Personally, I resonate most with Islamic Sufism -and in it lies a tolerance and inclusivity that is remarkable; it is a faith that honours all the prophets that came before Mohammed (pbuh) - Adam, Abraham, Noah, Moses, Jesus - and recognizes the Torah and the Bible as Revelation. And while I believe there is no god but God (Allah SWT), and Mohammed (pbuh) is His Messenger, I notice messages of Divine love in other faiths, and that is a common point for me to understand and respect my neighbour.
It is an altogether too human trait - is it ego? social need? - to defend ourselves and our community, our belief systems, rather than to search for elements in common and build bridges based on that.We seek out differences and the need to defend them perhaps not out of divine devotion, but out of the stem of pride - which is a human trait (and how many belief systems warn against pride? several,... and we cant even see that)- , instead of seeking out commonalities from the stem of love (which may or may not be a strictly human component, but is also held as a main component of the Divine by many faiths; and if not directly expressed as a manifestation of the Divine, then most faiths certainly, at least, give high credence to it, regardless of how they identify its source).
Look for the Golden Threads in all faiths that bind us together, that are common. If you have a quarrrel of belief with your neighbour, ask him: does his Divine believe in love? compassion? service to the needy? etc? so many commonalities are possible. Then ask yourself these same questions about your own faith. What then are the common points with your neighbour? from there, tolerance and respect begins, united in some common atrributes towards the Divine.
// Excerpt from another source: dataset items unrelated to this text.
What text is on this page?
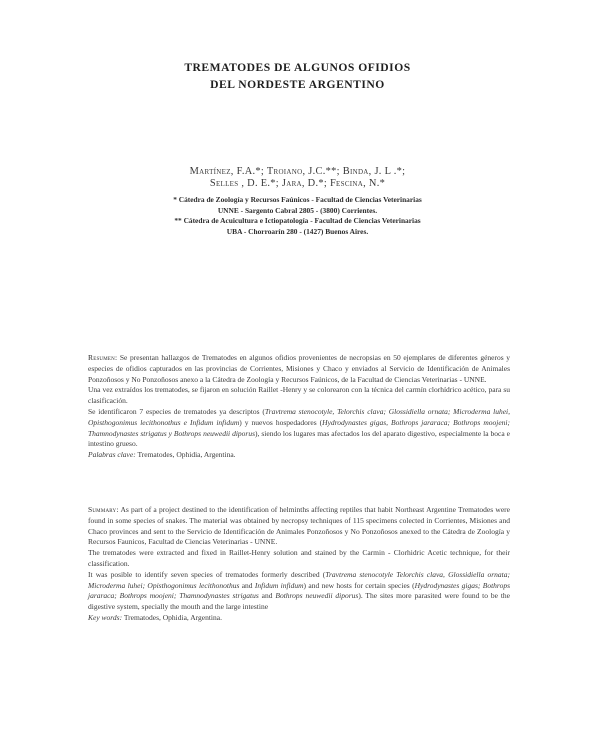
TREMATODES DE ALGUNOS OFIDIOS
DEL NORDESTE ARGENTINO
Martínez, F.A.*; Troiano, J.C.**; Binda, J. L .*;
Selles , D. E.*; Jara, D.*; Fescina, N.*
* Cátedra de Zoología y Recursos Faúnicos - Facultad de Ciencias Veterinarias
UNNE - Sargento Cabral 2805 - (3800) Corrientes.
** Cátedra de Acuicultura e Ictiopatología - Facultad de Ciencias Veterinarias
UBA - Chorroarín 280 - (1427) Buenos Aires.

Resumen: Se presentan hallazgos de Trematodes en algunos ofidios provenientes de necropsias en 50 ejemplares de diferentes géneros y especies de ofidios capturados en las provincias de Corrientes, Misiones y Chaco y enviados al Servicio de Identificación de Animales Ponzoñosos y No Ponzoñosos anexo a la Cátedra de Zoología y Recursos Faúnicos, de la Facultad de Ciencias Veterinarias - UNNE.

Una vez extraídos los trematodes, se fijaron en solución Raillet -Henry y se colorearon con la técnica del carmín clorhídrico acético, para su clasificación.

Se identificaron 7 especies de trematodes ya descriptos (Travtrema stenocotyle, Telorchis clava; Glossidiella ornata; Microderma luhei, Opisthogonimus lecithonothus e Infidum infidum) y nuevos hospedadores (Hydrodynastes gigas, Bothrops jararaca; Bothrops moojeni; Thamnodynastes strigatus y Bothrops neuwedii diporus), siendo los lugares mas afectados los del aparato digestivo, especialmente la boca e intestino grueso.

Palabras clave: Trematodes, Ophidia, Argentina.

Summary: As part of a project destined to the identification of helminths affecting reptiles that habit Northeast Argentine Trematodes were found in some species of snakes. The material was obtained by necropsy techniques of 115 specimens colected in Corrientes, Misiones and Chaco provinces and sent to the Servicio de Identificación de Animales Ponzoñosos y No Ponzoñosos anexed to the Cátedra de Zoología y Recursos Faunicos, Facultad de Ciencias Veterinarias - UNNE.

The trematodes were extracted and fixed in Raillet-Henry solution and stained by the Carmin - Clorhidric Acetic technique, for their classification.

It was posible to identify seven species of trematodes formerly described (Travtrema stenocotyle Telorchis clava, Glossidiella ornata; Microderma luhei; Opisthogonimus lecithonothus and Infidum infidum) and new hosts for certain species (Hydrodynastes gigas; Bothrops jararaca; Bothrops moojeni; Thamnodynastes strigatus and Bothrops neuwedii diporus). The sites more parasited were found to be the digestive system, specially the mouth and the large intestine

Key words: Trematodes, Ophidia, Argentina.
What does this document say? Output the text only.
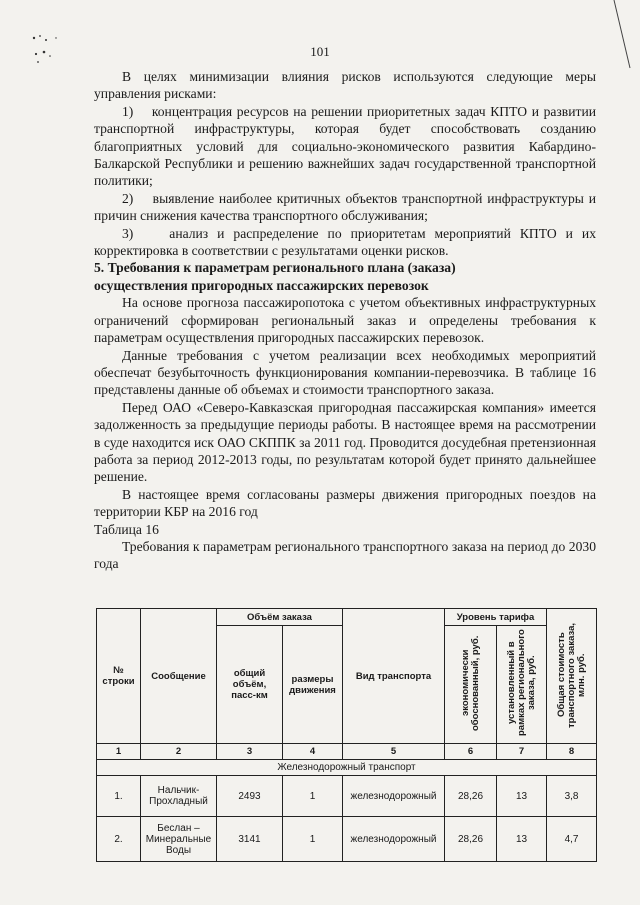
101

В целях минимизации влияния рисков используются следующие меры управления рисками:

1)    концентрация ресурсов на решении приоритетных задач КПТО и развитии транспортной инфраструктуры, которая будет способствовать созданию благоприятных условий для социально-экономического развития Кабардино-Балкарской Республики и решению важнейших задач государственной транспортной политики;

2)    выявление наиболее критичных объектов транспортной инфраструктуры и причин снижения качества транспортного обслуживания;

3)    анализ и распределение по приоритетам мероприятий КПТО и их корректировка в соответствии с результатами оценки рисков.

5. Требования к параметрам регионального плана (заказа)

осуществления пригородных пассажирских перевозок

На основе прогноза пассажиропотока с учетом объективных инфраструктурных ограничений сформирован региональный заказ и определены требования к параметрам осуществления пригородных пассажирских перевозок.

Данные требования с учетом реализации всех необходимых мероприятий обеспечат безубыточность функционирования компании-перевозчика. В таблице 16 представлены данные об объемах и стоимости транспортного заказа.

Перед ОАО «Северо-Кавказская пригородная пассажирская компания» имеется задолженность за предыдущие периоды работы. В настоящее время на рассмотрении в суде находится иск ОАО СКППК за 2011 год. Проводится досудебная претензионная работа за период 2012-2013 годы, по результатам которой будет принято дальнейшее решение.

В настоящее время согласованы размеры движения пригородных поездов на территории КБР на 2016 год

Таблица 16

Требования к параметрам регионального транспортного заказа на период до 2030 года

№ строки	Сообщение	Объём заказа		Вид транспорта	Уровень тарифа		Общая стоимость транспортного заказа, млн. руб.
		общий объём, пасс-км	размеры движения		экономически обоснованный, руб.	установленный в рамках регионального заказа, руб.	
1	2	3	4	5	6	7	8
Железнодорожный транспорт							
1.	Нальчик-Прохладный	2493	1	железнодорожный	28,26	13	3,8
2.	Беслан – Минеральные Воды	3141	1	железнодорожный	28,26	13	4,7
These common Golden Threads are so important, because the fact that they are manifested in so many faiths tells us that they are the Divine's most sacred, most important aspects - why else would they be manifested all over the globe? The differences, then, are in a sense, secondary in this context of building bridges when compared against the glory, majesty, awesome nature of the Divine Energy Itself (Allah SWT) , and so these differences should be allowed their respect (is this perhaps one possible meaning of 109:6?) - and we can do that more comfortably when the Golden Threads of the Divine are recognized.